Accusée d'avoir fait obstruction à la prise en charge des blessés, la Préfète des Deux-Sèvres s'est défendue dans un communiqué expliquant le principe de ne pas faire intervenir les secours dans des zones hostiles, aussi appelées "zone d'exclusion" pour garantir leur propre sécurité : "Il appartient aux forces de l'ordre, informées en temps réel de la situation, de définir si l'arrivée d'un véhicule de secours à un certain point est possible ou non de façon sûre pour lui. Il n'est donc pas surprenant que, si ces conditions de sécurité n'étaient pas réunies, les forces de l'ordre aient pu, pour certaines géolocalisations et dans certaines périodes, indiquer qu'un envoi d'ambulance n'était pas possible dans l'immédiat".

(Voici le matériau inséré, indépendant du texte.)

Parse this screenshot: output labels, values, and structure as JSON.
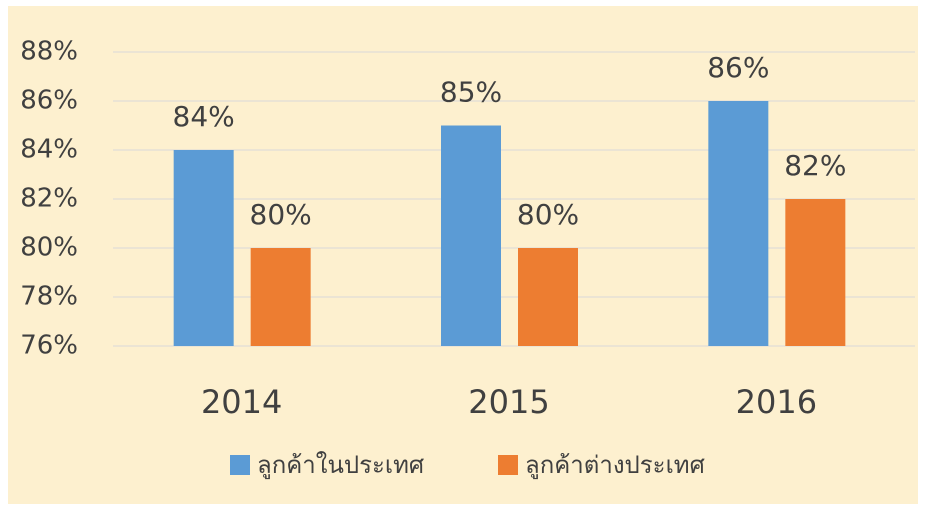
{
  "chart_data": {
    "type": "bar",
    "categories": [
      "2014",
      "2015",
      "2016"
    ],
    "series": [
      {
        "name": "ลูกค้าในประเทศ",
        "color": "#5b9bd5",
        "values": [
          84,
          85,
          86
        ],
        "value_labels": [
          "84%",
          "85%",
          "86%"
        ]
      },
      {
        "name": "ลูกค้าต่างประเทศ",
        "color": "#ed7d31",
        "values": [
          80,
          80,
          82
        ],
        "value_labels": [
          "80%",
          "80%",
          "82%"
        ]
      }
    ],
    "ylim": [
      76,
      88
    ],
    "yticks": [
      {
        "value": 76,
        "label": "76%"
      },
      {
        "value": 78,
        "label": "78%"
      },
      {
        "value": 80,
        "label": "80%"
      },
      {
        "value": 82,
        "label": "82%"
      },
      {
        "value": 84,
        "label": "84%"
      },
      {
        "value": 86,
        "label": "86%"
      },
      {
        "value": 88,
        "label": "88%"
      }
    ],
    "grid": true,
    "legend": "bottom"
  }
}
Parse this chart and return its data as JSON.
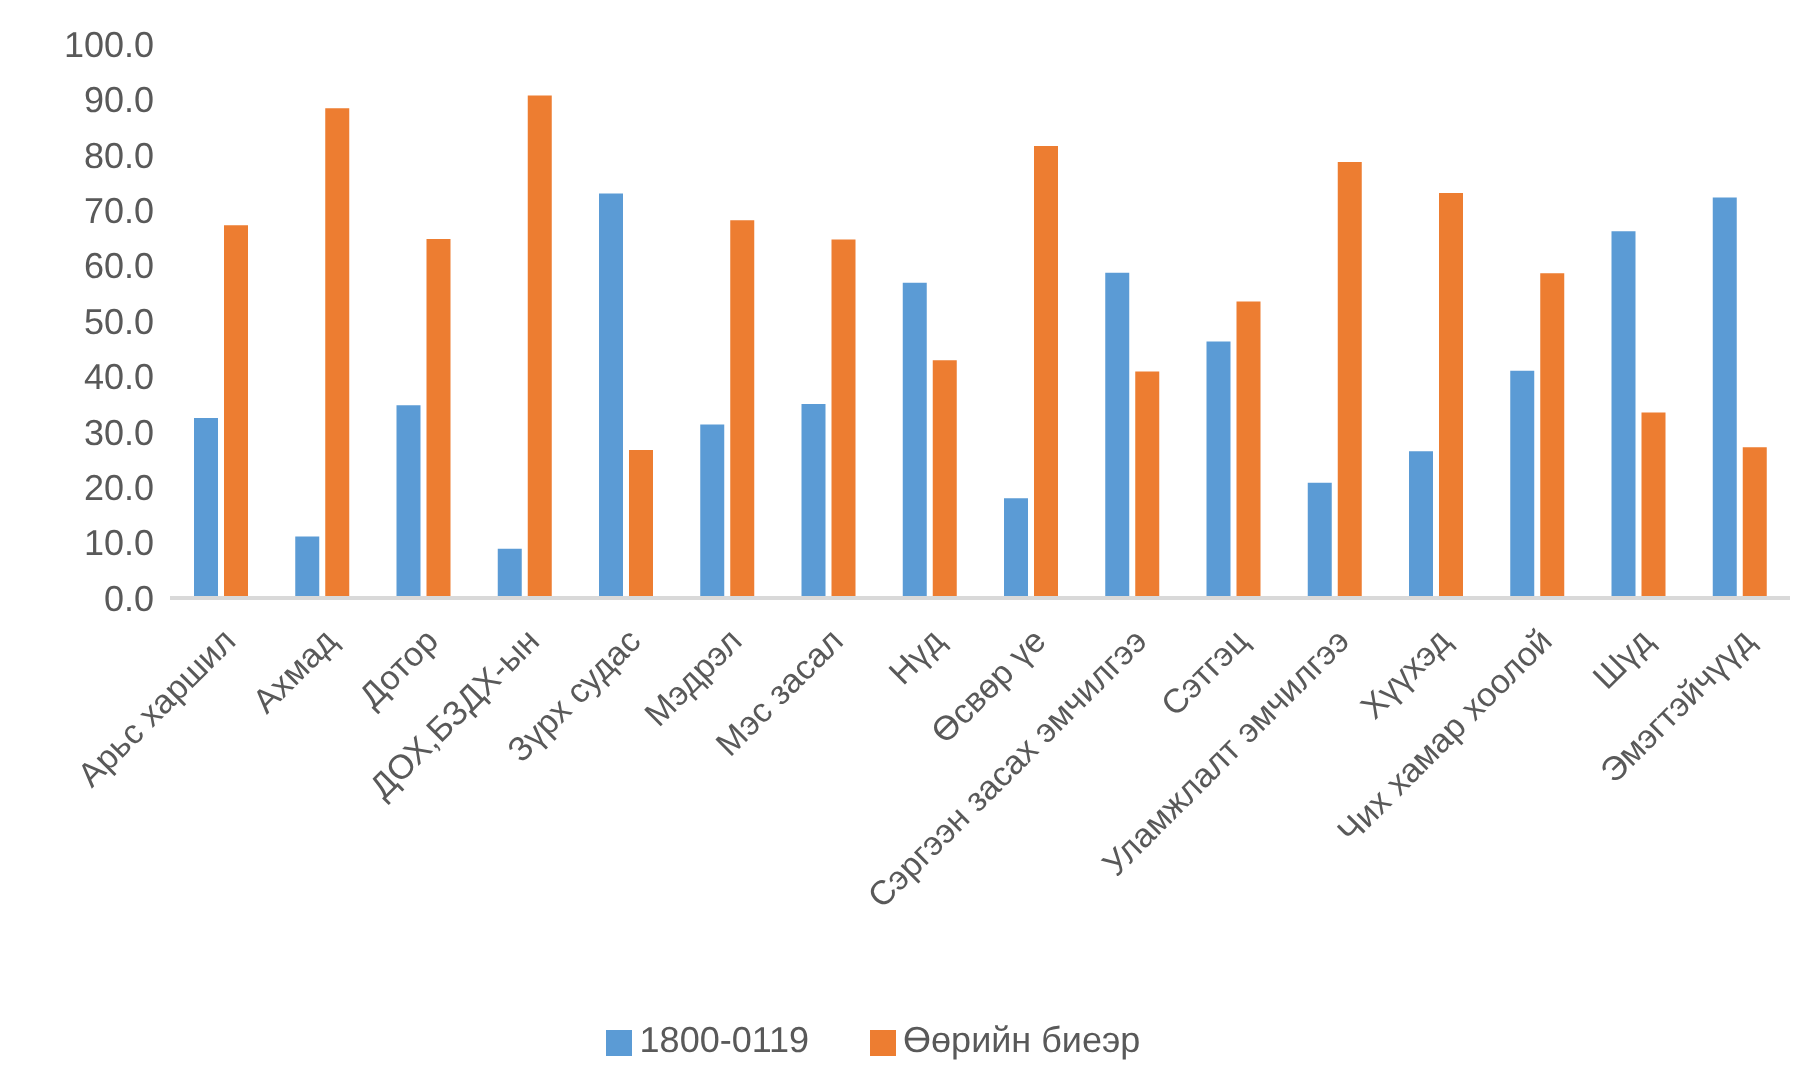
{
  "chart_data": {
    "type": "bar",
    "categories": [
      "Арьс харшил",
      "Ахмад",
      "Дотор",
      "ДОХ,БЗДХ-ын",
      "Зүрх судас",
      "Мэдрэл",
      "Мэс засал",
      "Нүд",
      "Өсвөр үе",
      "Сэргээн засах эмчилгээ",
      "Сэтгэц",
      "Уламжлалт эмчилгээ",
      "Хүүхэд",
      "Чих хамар хоолой",
      "Шүд",
      "Эмэгтэйчүүд"
    ],
    "series": [
      {
        "name": "1800-0119",
        "color": "#5b9bd5",
        "values": [
          32.5,
          11.1,
          34.8,
          8.9,
          73.0,
          31.3,
          35.0,
          56.9,
          18.0,
          58.7,
          46.3,
          20.8,
          26.5,
          41.0,
          66.2,
          72.3
        ]
      },
      {
        "name": "Өөрийн биеэр",
        "color": "#ed7d31",
        "values": [
          67.3,
          88.4,
          64.8,
          90.7,
          26.7,
          68.2,
          64.7,
          42.9,
          81.6,
          40.9,
          53.5,
          78.7,
          73.1,
          58.6,
          33.5,
          27.2
        ]
      }
    ],
    "ylim": [
      0,
      100
    ],
    "yticks": [
      {
        "value": 0,
        "label": "0.0"
      },
      {
        "value": 10,
        "label": "10.0"
      },
      {
        "value": 20,
        "label": "20.0"
      },
      {
        "value": 30,
        "label": "30.0"
      },
      {
        "value": 40,
        "label": "40.0"
      },
      {
        "value": 50,
        "label": "50.0"
      },
      {
        "value": 60,
        "label": "60.0"
      },
      {
        "value": 70,
        "label": "70.0"
      },
      {
        "value": 80,
        "label": "80.0"
      },
      {
        "value": 90,
        "label": "90.0"
      },
      {
        "value": 100,
        "label": "100.0"
      }
    ],
    "grid": false,
    "legend": "bottom"
  }
}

C'est donc parole contre parole. "Il n'y a pas eu de barrages de gendarmerie pour empêcher les secours", a toutefois soutenu le chef du pôle urgences du centre hospitalier de Niort, Farnam Faranpour dans les colonnes de France 3. Renouvelant les explications sur les zones d'exclusion interdites aux secours et revenant sur la prise en charge de Serge D.-G., il a indiqué : "Il y a eu un premier appel aux pompiers qui sont partis, mais la géolocalisation n'a pas permis de trouver le lieu. Donc, nous avons attendu d'autres appels pour préciser le lieu et nous avons finalement envoyé le SMUR de Ruffec qui était le plus proche des lieux". La préfecture a tenu à préciser sur ce point le "rôle essentiel" d'un médecin de la gendarmerie "qui a porté secours à un participant blessé en urgence absolue, au milieu d'un groupe d'opposants agressifs" dans l'attente de l'arrivée du SAMU.